Guideline-Based Recommendations

Diagnosis

  • Perform clinical assessment including prior operation notes and surgical approach.
  • Use radiographic imaging to evaluate fracture characteristics, implant loosening, and osteolysis.
  • Apply the Vancouver Classification System for fracture categorization.

Management

  • Management options range from non-operative treatment to open reduction and internal fixation (ORIF) or prosthesis revision depending on fracture type and implant status.

Monitoring & Follow-up

  • Monitor radiographic features closely to detect implant loosening or osteolysis that may influence treatment decisions.

Risks

  • Delayed or incomplete radiographic reporting can lead to delayed diagnosis and inappropriate treatment.
  • Variability in fracture patterns and implant types complicate diagnosis and management.

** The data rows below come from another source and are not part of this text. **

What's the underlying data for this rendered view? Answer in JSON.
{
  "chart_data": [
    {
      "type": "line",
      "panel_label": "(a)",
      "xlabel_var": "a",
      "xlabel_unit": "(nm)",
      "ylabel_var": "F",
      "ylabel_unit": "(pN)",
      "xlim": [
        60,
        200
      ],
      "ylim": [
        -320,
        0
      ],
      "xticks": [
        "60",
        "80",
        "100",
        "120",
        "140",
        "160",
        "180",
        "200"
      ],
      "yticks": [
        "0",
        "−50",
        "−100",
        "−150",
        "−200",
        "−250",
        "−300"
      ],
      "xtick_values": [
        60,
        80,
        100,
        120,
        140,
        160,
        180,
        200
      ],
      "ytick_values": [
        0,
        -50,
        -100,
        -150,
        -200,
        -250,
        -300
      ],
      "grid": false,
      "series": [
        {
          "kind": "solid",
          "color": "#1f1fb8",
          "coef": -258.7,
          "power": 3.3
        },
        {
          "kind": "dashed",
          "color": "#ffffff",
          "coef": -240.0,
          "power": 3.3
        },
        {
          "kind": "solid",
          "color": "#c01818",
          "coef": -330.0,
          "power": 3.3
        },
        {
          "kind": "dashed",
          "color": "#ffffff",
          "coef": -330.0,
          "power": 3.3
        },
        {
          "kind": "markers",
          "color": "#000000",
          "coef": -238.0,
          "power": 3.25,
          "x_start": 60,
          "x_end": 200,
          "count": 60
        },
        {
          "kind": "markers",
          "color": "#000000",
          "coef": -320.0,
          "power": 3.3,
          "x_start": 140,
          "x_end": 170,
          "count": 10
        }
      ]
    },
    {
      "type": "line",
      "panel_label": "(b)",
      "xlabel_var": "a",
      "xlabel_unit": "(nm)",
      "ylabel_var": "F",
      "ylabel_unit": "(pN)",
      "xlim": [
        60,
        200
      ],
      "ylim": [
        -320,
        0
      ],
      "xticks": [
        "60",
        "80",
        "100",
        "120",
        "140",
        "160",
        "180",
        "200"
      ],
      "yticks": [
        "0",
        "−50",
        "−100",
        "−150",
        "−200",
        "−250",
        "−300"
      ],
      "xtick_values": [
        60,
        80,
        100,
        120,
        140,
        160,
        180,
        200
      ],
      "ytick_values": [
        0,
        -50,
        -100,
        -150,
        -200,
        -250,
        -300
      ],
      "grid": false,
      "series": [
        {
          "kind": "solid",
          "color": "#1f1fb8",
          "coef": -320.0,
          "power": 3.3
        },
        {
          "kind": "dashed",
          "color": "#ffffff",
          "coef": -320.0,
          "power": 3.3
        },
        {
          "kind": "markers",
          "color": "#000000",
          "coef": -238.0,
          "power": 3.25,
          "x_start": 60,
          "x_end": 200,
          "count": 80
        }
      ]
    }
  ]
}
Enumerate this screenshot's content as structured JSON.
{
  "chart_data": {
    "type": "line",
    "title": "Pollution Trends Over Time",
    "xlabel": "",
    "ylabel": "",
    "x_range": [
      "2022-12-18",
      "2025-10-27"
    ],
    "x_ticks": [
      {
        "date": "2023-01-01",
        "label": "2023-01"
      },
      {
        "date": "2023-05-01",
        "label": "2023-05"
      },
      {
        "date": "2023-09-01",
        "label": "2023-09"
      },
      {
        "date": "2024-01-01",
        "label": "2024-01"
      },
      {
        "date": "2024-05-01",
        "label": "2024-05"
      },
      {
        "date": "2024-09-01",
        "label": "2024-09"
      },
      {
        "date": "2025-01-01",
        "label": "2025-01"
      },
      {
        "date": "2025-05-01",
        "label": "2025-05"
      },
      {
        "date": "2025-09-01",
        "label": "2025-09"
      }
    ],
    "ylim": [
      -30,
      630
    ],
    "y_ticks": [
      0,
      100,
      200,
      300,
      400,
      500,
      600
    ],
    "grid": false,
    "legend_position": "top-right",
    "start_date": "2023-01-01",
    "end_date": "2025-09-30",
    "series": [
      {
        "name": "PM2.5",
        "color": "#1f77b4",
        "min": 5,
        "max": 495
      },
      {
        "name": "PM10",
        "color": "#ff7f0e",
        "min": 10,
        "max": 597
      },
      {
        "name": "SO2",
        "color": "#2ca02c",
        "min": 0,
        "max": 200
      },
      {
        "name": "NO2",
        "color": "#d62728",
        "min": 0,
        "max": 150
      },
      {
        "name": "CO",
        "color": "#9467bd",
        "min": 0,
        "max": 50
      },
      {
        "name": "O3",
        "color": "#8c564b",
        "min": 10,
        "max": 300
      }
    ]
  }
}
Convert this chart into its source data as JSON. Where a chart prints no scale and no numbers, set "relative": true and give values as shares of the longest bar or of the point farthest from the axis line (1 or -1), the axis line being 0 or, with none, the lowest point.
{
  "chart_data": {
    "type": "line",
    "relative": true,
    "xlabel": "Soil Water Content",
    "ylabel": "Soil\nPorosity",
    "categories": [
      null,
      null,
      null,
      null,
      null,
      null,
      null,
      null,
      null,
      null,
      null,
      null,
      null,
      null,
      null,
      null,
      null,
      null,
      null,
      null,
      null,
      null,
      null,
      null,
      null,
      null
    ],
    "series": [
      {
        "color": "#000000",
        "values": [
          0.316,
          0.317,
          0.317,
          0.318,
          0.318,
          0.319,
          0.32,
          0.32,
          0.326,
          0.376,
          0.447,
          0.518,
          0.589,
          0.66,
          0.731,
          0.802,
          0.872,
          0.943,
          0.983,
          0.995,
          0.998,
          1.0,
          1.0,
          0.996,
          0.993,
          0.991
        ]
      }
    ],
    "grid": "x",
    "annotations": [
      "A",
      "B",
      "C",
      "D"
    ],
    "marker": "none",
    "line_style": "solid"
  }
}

Patient & Prescribing Data

Elderly patients with total hip replacements experiencing peri-prosthetic femoral fractures

Treatment is individualized based on fracture classification and implant stability; surgical intervention is common for unstable fractures.

Clinical Best Practices

  • Ensure comprehensive radiographic evaluation including all relevant fracture features to avoid delayed diagnosis.
  • Use the Vancouver Classification System to guide surgical decision-making.
  • Incorporate advanced imaging analysis and emerging deep learning tools to improve fracture detection and classification accuracy.
  • Consider patient-specific factors such as bone quality and implant type in management planning.